I’m the 24/7 caregiver for my 87 year old mother who has dementia. I pay for 10 hours of outside help. I have a sister who took her out for an hour on Thanksgiving and visited on her birthday. Mother’s Day will be her next visit and I’m dreading it already. She does nothing else to help me care for OUR mother. She even took a part time job to be unavailable 7 days a week and told me she can’t bring OUR mom to her home because she rents and mom might destroy something. OUR mother weighs 89 lbs and can only walk about 10 feet. I’ve been doing this for 7 months. I cried every day for the first 2. I haven’t been able to visit my grandchildren in Ohio or babysit my 2 other grandchildren nearby. I had just retired from my job as a nurse in a state prison when my stepdad had a stroke and passed away...I liked prison better. My mom pees in her shoes and blames my dog...I gave her a small trashcan for dirty tissues and she pooped in it. My dog and I just look at each other and shake our heads. I have gotten to the point where I am ok with this caregiver life but I can’t deal with how much I resent my sister. I don’t want her here. I don’t like her. I don’t want to be the bigger person. I’m doing what I feel is right for OUR mother and I can live with myself. I don’t have to make it easier for her to sleep at night.

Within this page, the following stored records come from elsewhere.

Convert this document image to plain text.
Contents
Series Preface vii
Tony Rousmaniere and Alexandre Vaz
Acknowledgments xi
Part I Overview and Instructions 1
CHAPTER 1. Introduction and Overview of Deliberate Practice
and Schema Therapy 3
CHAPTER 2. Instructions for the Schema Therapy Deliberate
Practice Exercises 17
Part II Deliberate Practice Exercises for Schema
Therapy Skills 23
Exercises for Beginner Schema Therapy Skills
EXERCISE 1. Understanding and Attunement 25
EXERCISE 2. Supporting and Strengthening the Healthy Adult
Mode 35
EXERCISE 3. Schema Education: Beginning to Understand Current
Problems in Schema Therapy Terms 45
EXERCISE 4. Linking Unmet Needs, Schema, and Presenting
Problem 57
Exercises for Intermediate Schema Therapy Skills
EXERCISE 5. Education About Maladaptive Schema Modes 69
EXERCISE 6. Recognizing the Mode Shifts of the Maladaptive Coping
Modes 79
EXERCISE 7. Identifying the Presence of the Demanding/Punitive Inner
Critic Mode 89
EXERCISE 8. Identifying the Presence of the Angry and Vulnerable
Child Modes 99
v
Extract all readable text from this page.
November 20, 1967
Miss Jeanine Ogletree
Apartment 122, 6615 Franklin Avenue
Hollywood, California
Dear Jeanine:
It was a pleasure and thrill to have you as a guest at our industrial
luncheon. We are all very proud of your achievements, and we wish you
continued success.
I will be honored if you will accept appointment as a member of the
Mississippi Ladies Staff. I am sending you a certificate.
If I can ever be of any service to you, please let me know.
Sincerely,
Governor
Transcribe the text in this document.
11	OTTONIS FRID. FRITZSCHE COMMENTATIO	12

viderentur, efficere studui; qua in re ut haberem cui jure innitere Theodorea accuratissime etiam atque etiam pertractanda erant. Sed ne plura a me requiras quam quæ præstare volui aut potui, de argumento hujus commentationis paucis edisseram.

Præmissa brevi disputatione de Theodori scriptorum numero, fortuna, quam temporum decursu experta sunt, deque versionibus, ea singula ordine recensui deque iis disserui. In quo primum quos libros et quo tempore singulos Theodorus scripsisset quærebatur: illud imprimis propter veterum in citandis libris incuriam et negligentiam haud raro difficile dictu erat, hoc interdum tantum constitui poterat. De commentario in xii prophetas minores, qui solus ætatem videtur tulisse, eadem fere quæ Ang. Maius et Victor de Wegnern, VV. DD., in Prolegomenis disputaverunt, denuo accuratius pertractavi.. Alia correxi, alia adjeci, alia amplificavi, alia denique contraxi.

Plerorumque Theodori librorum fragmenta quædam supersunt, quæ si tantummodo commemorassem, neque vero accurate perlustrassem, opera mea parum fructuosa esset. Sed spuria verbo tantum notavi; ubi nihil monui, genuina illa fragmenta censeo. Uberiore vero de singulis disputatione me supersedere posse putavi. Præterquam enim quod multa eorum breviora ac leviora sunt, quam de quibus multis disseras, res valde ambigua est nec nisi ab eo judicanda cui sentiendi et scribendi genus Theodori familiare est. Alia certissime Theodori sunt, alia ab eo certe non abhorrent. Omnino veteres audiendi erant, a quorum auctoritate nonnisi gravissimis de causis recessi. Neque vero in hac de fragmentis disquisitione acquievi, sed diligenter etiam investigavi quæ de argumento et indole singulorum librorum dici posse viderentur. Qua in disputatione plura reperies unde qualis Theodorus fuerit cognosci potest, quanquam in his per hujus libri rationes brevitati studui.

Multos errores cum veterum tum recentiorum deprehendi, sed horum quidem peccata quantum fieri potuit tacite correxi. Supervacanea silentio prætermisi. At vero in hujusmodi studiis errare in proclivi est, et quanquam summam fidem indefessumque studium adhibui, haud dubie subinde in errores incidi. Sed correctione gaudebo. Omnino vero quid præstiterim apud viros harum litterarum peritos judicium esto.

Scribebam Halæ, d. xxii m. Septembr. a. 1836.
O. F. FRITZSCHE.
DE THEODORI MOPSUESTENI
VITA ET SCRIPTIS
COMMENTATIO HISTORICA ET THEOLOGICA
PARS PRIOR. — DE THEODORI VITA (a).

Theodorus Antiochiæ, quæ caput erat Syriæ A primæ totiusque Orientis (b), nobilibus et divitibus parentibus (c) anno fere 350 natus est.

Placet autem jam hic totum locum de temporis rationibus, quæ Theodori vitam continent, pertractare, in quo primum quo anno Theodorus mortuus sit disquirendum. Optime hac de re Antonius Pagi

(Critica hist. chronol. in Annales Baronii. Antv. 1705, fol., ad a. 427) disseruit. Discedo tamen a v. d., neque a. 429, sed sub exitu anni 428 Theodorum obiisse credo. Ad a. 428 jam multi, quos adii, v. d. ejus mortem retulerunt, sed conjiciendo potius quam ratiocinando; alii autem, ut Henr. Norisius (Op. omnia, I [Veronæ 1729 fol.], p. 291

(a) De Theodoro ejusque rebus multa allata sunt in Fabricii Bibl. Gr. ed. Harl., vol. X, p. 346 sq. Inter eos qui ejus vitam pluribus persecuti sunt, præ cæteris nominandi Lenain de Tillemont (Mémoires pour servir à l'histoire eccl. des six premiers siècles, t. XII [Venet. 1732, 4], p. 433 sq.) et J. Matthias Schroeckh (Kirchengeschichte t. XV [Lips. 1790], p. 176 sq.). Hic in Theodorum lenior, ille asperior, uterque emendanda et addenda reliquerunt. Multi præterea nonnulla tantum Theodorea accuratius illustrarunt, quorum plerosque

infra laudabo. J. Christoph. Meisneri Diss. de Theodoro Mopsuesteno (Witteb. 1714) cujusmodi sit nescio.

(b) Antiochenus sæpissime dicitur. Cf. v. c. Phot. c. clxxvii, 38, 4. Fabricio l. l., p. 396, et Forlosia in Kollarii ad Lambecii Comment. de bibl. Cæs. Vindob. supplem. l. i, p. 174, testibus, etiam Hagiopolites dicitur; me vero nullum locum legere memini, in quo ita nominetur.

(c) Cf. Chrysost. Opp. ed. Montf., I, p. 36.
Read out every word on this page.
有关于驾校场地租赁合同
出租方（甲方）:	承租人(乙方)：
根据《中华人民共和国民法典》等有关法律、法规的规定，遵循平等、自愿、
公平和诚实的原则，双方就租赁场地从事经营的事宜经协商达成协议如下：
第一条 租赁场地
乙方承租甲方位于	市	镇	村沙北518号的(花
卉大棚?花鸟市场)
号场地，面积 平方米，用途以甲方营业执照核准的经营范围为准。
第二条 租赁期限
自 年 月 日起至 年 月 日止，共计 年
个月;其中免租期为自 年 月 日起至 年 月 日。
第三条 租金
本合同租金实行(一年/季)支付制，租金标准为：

How are things going? I hope things work out for you.
"First off, you have to be 1 step from homelessness in order to receive Medicaid". .... not so, I work in this field. Go to an eldercare attorney. It's worth the $$$
pandabear,
Again, just because one person thinks the parent should be taken care of the way that one person thinks.... does NOT make it so. That caregiver thinks the brother should take care of the parent and resents him..... I'm sure he has valid reasons for not doing so. EVERYONE needs to take a step back and not act like a sibling should do what YOU think should be done. Who are you or they to judge?
If that is what YOU want to do, so be it. But there are all sorts of sides to "the rest of the story".
And I see people in nursing homes here in my state who have Medicaid and are getting terrific care in a nursing home.
I am unsure if you mean your mother receives 2000 + other income (ie. social security), which is what I think you might mean. Otherwise, the total amount of 2000 is the typical amount for Medicaid, again, perhaps not every state. But it all goes back to your decision on her living with you with your care or in a nursing home (if a higher level of care is needed than an assisted living facility). Remember there are huge differences between needs and wants.